Виконт де Труавиль, если обрисовать его в двух словах, был дю Букье-дворянин. Они рознились друг с другом лишь так, как рознятся грубая и благородная породы. Находись они сейчас оба тут, ни один самый ярый либерал не мог бы отрицать существование аристократии. Сила виконта отличалась изяществом; он сохранил великолепную осанку; у него были голубые глаза, черные волосы, смуглая кожа; ему, по всей вероятности, было не более сорока шести лет. Вы бы сказали, что это испанец, красота которого хорошо сохранилась в снегах России. Манеры, походка и поза выдавали дипломата, повидавшего Европу. Одет он был так, как полагается быть одетым в дороге человеку из общества. Г-н де Труавиль казался усталым; аббат предложил ему пройти в предназначенную для него комнату и был изумлен, когда племянница открыла будуар, превращенный в спальню. Мадемуазель Кормон и ее дядюшка предоставили заезжему гостю заняться своим туалетом с помощью Жаклена, который принес все нужные свертки. Аббат де Спонд, в ожидании, когда г-н де Труавиль приведет себя в порядок, пошел прогуляться с племянницей по берегу Бриллианты. Хотя аббат де Спонд, по странному совпадению, проявлял большую, чем обычно, рассеянность, мадемуазель Кормон была погружена в свои думы не менее его. Оба шли молча. Старая дева никогда не встречала мужчины столь обаятельного, как этот олимпиец-виконт. Она не могла сказать себе на немецкий манер: "Вот мой идеал!", - но чувствовала себя с головы до ног влюбленной и твердила про себя: "Вот то, что мне нужно!" Вдруг она сорвалась и полетела к Мариетте, чтобы узнать, можно ли подождать с обедом, не перестоится ли он.

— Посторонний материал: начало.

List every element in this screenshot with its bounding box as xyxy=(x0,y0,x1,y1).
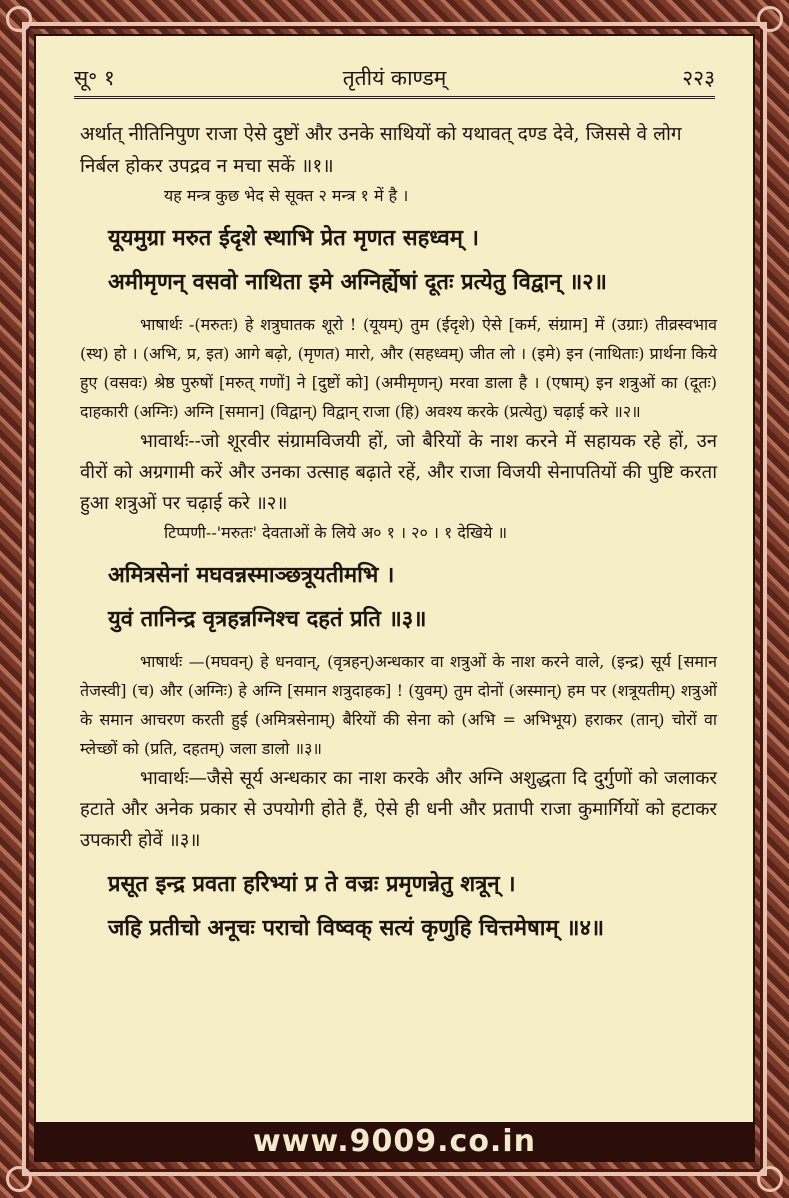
bhasha-2: भाषार्थः -(मरुतः) हे शत्रुघातक शूरो ! (यूयम्) तुम (ईदृशे) ऐसे [कर्म, संग्राम] में (उग्राः) तीव्रस्वभाव (स्थ) हो । (अभि, प्र, इत) आगे बढ़ो, (मृणत) मारो, और (सहध्वम्) जीत लो । (इमे) इन (नाथिताः) प्रार्थना किये हुए (वसवः) श्रेष्ठ पुरुषों [मरुत् गणों] ने [दुष्टों को] (अमीमृणन्) मरवा डाला है । (एषाम्) इन शत्रुओं का (दूतः) दाहकारी (अग्निः) अग्नि [समान] (विद्वान्) विद्वान् राजा (हि) अवश्य करके (प्रत्येतु) चढ़ाई करे ॥२॥ xyxy=(80,315,717,421)
tippani: टिप्पणी--'मरुतः' देवताओं के लिये अ० १ । २० । १ देखिये ॥ xyxy=(164,523,508,542)
paragraph-1: अर्थात् नीतिनिपुण राजा ऐसे दुष्टों और उनके साथियों को यथावत् दण्ड देवे, जिससे वे लोग निर्बल होकर उपद्रव न मचा सकें ॥१॥ xyxy=(80,123,682,177)
mantra-2-line-1: यूयमुग्रा मरुत ईदृशे स्थाभि प्रेत मृणत सहध्वम् । xyxy=(108,225,479,251)
mantra-3-line-1: अमित्रसेनां मघवन्नस्माञ्छत्रूयतीमभि । xyxy=(108,562,395,588)
page-content xyxy=(80,118,717,950)
corner-ornament-icon xyxy=(757,6,783,32)
page-number: २२३ xyxy=(682,66,715,90)
website-footer xyxy=(36,1122,753,1160)
mantra-note: यह मन्त्र कुछ भेद से सूक्त २ मन्त्र १ में है । xyxy=(164,186,409,205)
page-header xyxy=(74,60,715,99)
bhasha-3: भाषार्थः —(मघवन्) हे धनवान्, (वृत्रहन्)अन्धकार वा शत्रुओं के नाश करने वाले, (इन्द्र) सूर्य [समान तेजस्वी] (च) और (अग्निः) हे अग्नि [समान शत्रुदाहक] ! (युवम्) तुम दोनों (अस्मान्) हम पर (शत्रूयतीम्) शत्रुओं के समान आचरण करती हुई (अमित्रसेनाम्) बैरियों की सेना को (अभि = अभिभूय) हराकर (तान्) चोरों वा म्लेच्छों को (प्रति, दहतम्) जला डालो ॥३॥ xyxy=(80,652,717,758)
kanda-title: तृतीयं काण्डम् xyxy=(342,66,447,90)
website-url: www.9009.co.in xyxy=(253,1123,536,1159)
mantra-4-line-2: जहि प्रतीचो अनूचः पराचो विष्वक् सत्यं कृणुहि चित्तमेषाम् ॥४॥ xyxy=(108,915,605,941)
bhavartha-3: भावार्थः—जैसे सूर्य अन्धकार का नाश करके और अग्नि अशुद्धता दि दुर्गुणों को जलाकर हटाते और अनेक प्रकार से उपयोगी होते हैं, ऐसे ही धनी और प्रतापी राजा कुमार्गियों को हटाकर उपकारी होवें ॥३॥ xyxy=(80,768,717,851)
corner-ornament-icon xyxy=(6,1166,32,1192)
mantra-4-line-1: प्रसूत इन्द्र प्रवता हरिभ्यां प्र ते वज्रः प्रमृणन्नेतु शत्रून् । xyxy=(108,871,516,897)
mantra-2-line-2: अमीमृणन् वसवो नाथिता इमे अग्निर्ह्येषां दूतः प्रत्येतु विद्वान् ॥२॥ xyxy=(108,269,607,295)
sukta-number: सू॰ १ xyxy=(74,66,115,90)
bhavartha-2: भावार्थः--जो शूरवीर संग्रामविजयी हों, जो बैरियों के नाश करने में सहायक रहे हों, उन वीरों को अग्रगामी करें और उनका उत्साह बढ़ाते रहें, और राजा विजयी सेनापतियों की पुष्टि करता हुआ शत्रुओं पर चढ़ाई करे ॥२॥ xyxy=(80,431,717,514)
mantra-3-line-2: युवं तानिन्द्र वृत्रहन्नग्निश्च दहतं प्रति ॥३॥ xyxy=(108,606,427,632)
corner-ornament-icon xyxy=(757,1166,783,1192)
corner-ornament-icon xyxy=(6,6,32,32)
book-page xyxy=(36,36,753,1160)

- Дядюшка, этот господин де Труавиль весьма любезен, - сказала она вернувшись.

- Но, дочь моя, он еще не перемолвился с нами ни единым словом! - смеясь, возразил аббат.

- Однако это видно по его манерам, по лицу. Он холост?

- Не знаю, право, - ответил старик, который размышлял по поводу своего оживленного спора с аббатом Кутюрье о сущности благодати. - Господин де Труавиль писал мне, что хочет приобрести здесь дом. Будь он женат, он бы приехал не один, - продолжал он беспечно, ибо не допускал, что его племянница может помышлять о браке.

- Он богат?

- Он младший в младшей ветви, - ответил дядя. - Его дед командовал эскадрой; но отец этого молодого человека неудачно женился.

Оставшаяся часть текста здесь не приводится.